Elle sonnait furieuse.
« …Je le sais », répondit calmement Roel en hochant la tête. « Je comprends ce que tu dis. Je suis conscient que je suis en deçà du Sauveur même après être passé au Niveau d'Origine 1, et qu'il reste la Mère Déesse même si je réussis. »
« Si tu le sais, pourquoi… »
« N'y a-t-il pas de nombreuses raisons pour lesquelles je dois me battre aussi ? » coupa Roel en regardant avec nostalgie la ville bruinante.
« En tant qu'éveillé du Clan des Faiseurs de Rois, je cherche à accomplir la volonté de mes ancêtres : sauver l'humanité de la prophétie de la fin du monde.
« En tant que membre de la maison Ascart, mon vœu le plus cher est d'assurer la sécurité de ma petite sœur et de mon père.
« En tant que noble de la Théocratie de Saint Mesit, j'ai juré de protéger mon suzerain et mon peuple.
« En tant que personne liée par des fiançailles centenaires, je veux prendre soin de ma fiancée.
« En tant que futur père, je suis tenu par le devoir de devenir un abri pour mon enfant et sa mère.
« En tant que bénéficiaire d'un vœu, j'espère que la chevalière qui a juré sa vie pour me protéger puisse connaître le bonheur d'une vie ordinaire.
« En dehors de cela, il y a mes amis qui ont risqué leur vie pour me sauver du désert, les aînés qui ont cru en moi, les soldats qui ont combattu lors de la Bataille de la Terre Brûlée, et le reste de l'humanité… Il y a beaucoup trop de choses auxquelles je ne peux pas renoncer.

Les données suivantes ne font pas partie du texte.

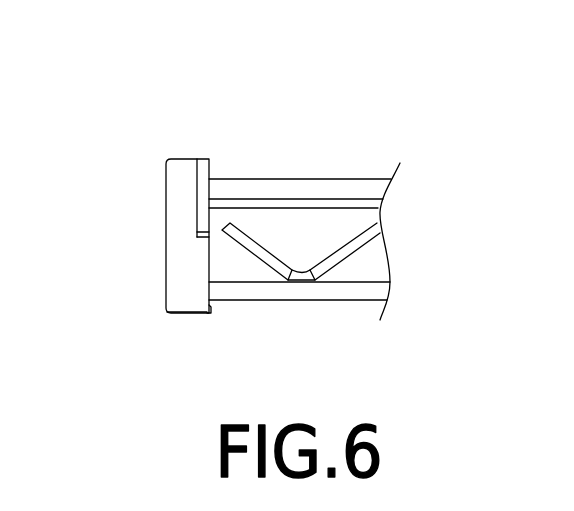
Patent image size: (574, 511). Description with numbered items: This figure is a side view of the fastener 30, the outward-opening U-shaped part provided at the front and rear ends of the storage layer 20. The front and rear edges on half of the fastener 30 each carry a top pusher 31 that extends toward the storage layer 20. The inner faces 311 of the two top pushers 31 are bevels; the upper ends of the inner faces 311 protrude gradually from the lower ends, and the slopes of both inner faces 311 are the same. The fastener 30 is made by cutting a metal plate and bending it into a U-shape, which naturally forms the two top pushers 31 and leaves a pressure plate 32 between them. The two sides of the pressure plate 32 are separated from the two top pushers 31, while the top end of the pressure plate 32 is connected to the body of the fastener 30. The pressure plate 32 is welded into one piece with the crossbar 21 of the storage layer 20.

The storage layer 20 is at (340, 187).
The crossbar 21 is at (363, 292).
The fastener 30 is at (178, 185).
The top pusher 31 is at (197, 302).
The inner face 311 is at (208, 293).
The pressure plate 32 is at (209, 308).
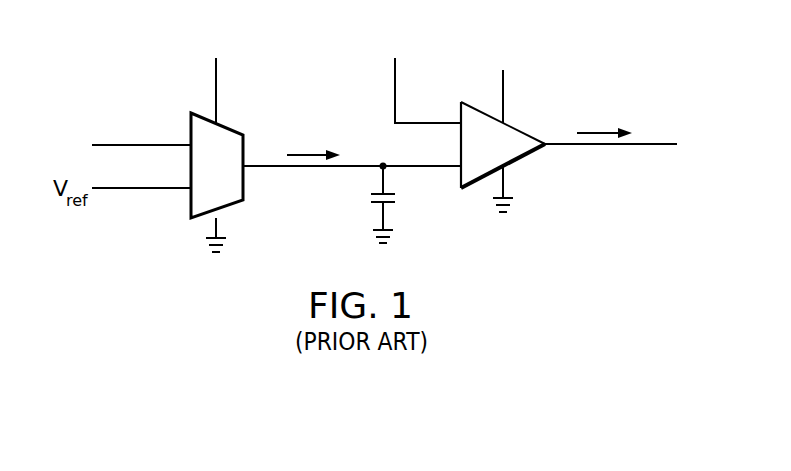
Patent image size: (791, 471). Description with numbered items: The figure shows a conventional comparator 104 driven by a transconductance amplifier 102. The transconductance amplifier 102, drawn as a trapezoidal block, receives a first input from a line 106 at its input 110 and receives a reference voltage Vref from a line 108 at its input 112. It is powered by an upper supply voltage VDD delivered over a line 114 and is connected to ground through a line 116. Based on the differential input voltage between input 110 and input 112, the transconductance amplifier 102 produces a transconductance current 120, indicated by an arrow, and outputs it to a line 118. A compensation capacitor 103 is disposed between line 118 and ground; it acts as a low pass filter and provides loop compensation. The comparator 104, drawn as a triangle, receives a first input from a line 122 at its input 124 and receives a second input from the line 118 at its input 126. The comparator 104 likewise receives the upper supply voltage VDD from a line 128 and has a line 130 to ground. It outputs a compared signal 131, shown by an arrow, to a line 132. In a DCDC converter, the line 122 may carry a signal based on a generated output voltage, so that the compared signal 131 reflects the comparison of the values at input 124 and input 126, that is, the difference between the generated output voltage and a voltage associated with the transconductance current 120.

The transconductance amplifier 102 is at (233, 128).
The compensation capacitor 103 is at (372, 198).
The comparator 104 is at (471, 189).
The line 106 is at (119, 143).
The line 108 is at (118, 191).
The input 110 is at (186, 143).
The input 112 is at (186, 191).
The line 114 is at (216, 79).
The line 116 is at (218, 226).
The line 118 is at (362, 163).
The transconductance current 120 is at (306, 150).
The line 122 is at (395, 80).
The input 124 is at (456, 119).
The input 126 is at (456, 173).
The line 128 is at (503, 100).
The line 130 is at (506, 183).
The compared signal 131 is at (603, 129).
The line 132 is at (642, 149).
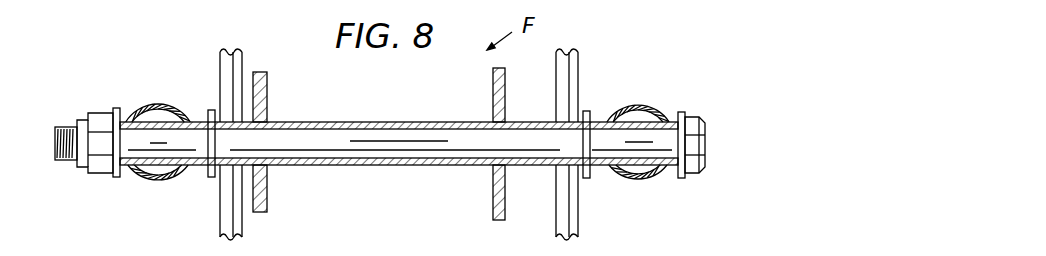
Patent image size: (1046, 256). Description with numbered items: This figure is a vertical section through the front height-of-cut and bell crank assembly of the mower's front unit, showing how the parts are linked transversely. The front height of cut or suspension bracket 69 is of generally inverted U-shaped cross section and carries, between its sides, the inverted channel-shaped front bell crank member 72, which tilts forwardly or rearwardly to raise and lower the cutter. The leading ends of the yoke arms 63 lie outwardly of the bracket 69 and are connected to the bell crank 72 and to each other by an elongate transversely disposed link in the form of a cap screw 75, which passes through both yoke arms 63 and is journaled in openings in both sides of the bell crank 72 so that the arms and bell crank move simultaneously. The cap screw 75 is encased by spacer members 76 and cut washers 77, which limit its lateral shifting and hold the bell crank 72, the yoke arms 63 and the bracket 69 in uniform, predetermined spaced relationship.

The yoke arms 63 is at (157, 104).
The front height of cut or suspension bracket 69 is at (220, 66).
The front bell crank member 72 is at (267, 193).
The cap screw 75 is at (425, 146).
The spacer members 76 is at (364, 122).
The cut washers 77 is at (209, 113).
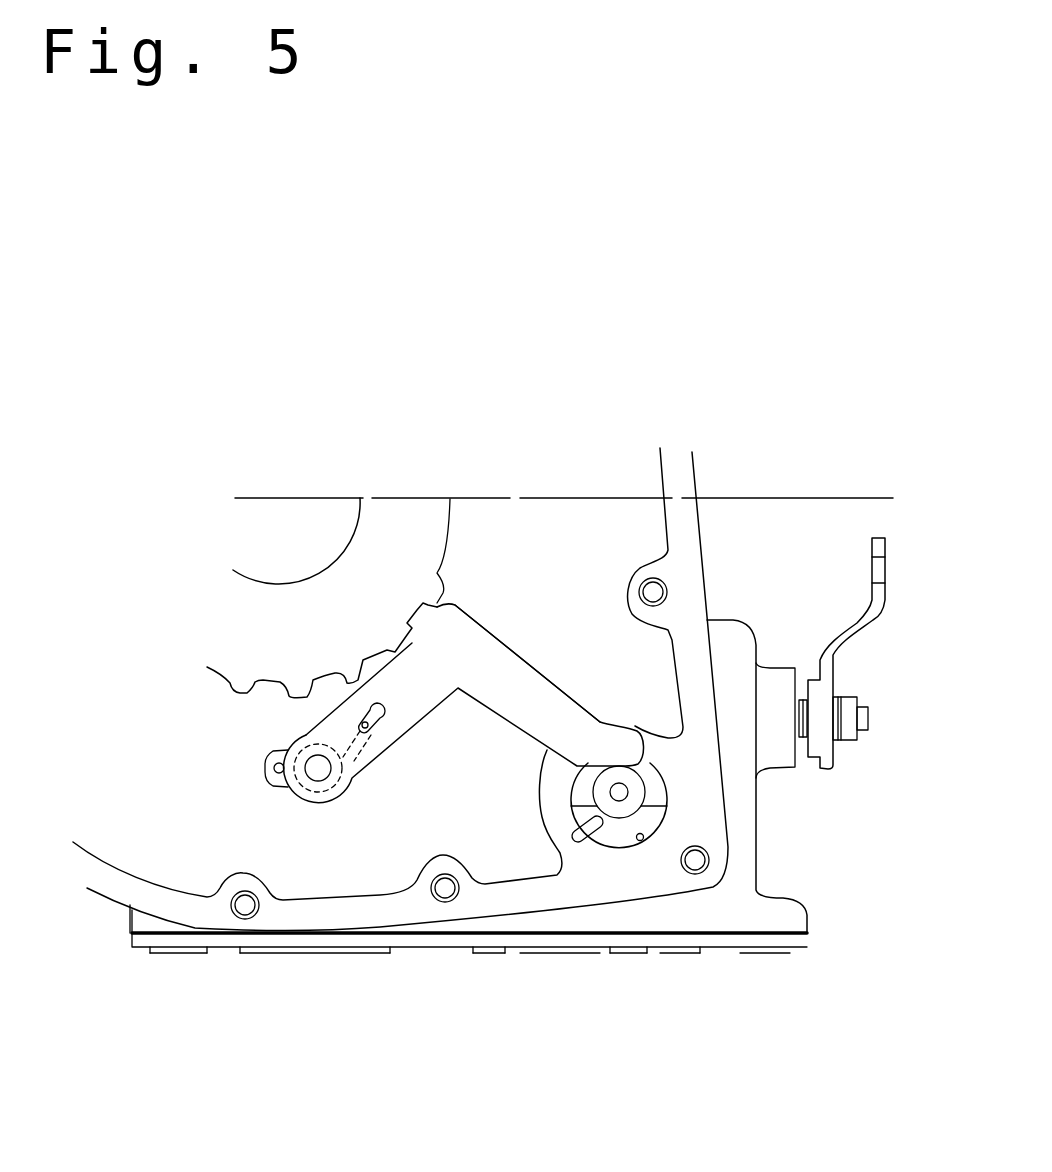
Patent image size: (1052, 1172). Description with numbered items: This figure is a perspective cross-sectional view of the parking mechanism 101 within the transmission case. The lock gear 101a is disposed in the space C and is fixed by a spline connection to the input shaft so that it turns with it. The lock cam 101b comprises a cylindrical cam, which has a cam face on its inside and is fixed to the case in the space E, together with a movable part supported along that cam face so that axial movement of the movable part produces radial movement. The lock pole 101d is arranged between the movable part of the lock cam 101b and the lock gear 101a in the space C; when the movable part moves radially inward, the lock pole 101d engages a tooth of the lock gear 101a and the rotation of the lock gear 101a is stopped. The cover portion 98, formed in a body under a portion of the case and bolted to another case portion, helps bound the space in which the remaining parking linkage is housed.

The parking mechanism 101 is at (503, 628).
The lock gear 101a is at (302, 653).
The lock cam 101b is at (668, 790).
The lock pole 101d is at (535, 690).
The cover portion 98 is at (597, 877).
The space E is at (638, 842).
The space C is at (448, 804).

Et pour finir… »
Roel s'arrêta là pour regarder la Reine des Sorcières. Un faible sourire aux lèvres, ses yeux dorés brillaient d'esprit. « En tant que ton contractant, je ne veux pas t'embarrasser. »
« Toi… »
« Il n'y a aucun moyen que la grande Reine des Sorcières contracte avec un lâche sans colonne vertébrale, n'est-ce pas ? » dit Roel en souriant.
« … » Artasia fixa Roel des yeux tremblants. Finalement, elle répondit d'une voix rauque : « Fais ce que tu veux. »
Lançant ces mots, la Reine des Sorcières se tourna pour cacher son expression. Les gouttes de pluie qui tombaient masquaient commodément tout autre son.
« Y a-t-il autre chose que tu veux dire ? » demanda Artasia.
« Ah ? C'est toi qui m'as appelé ici, donc… » Roel fut surpris par la question.
« Alors tu devrais partir. »
Visiblement insatisfaite de la réponse de Roel, la Reine des Sorcières agita la main. Roel fut immédiatement assailli par une vague de fatigue irrésistible.
« Attends, Artasia… »
Roel essaya de dire quelque chose, mais ses sens s'estompaient bien trop vite. Avant qu'il n'acheve ses mots, ses paupières lourdes se fermèrent, et sa conscience fut dévorée par les ténèbres.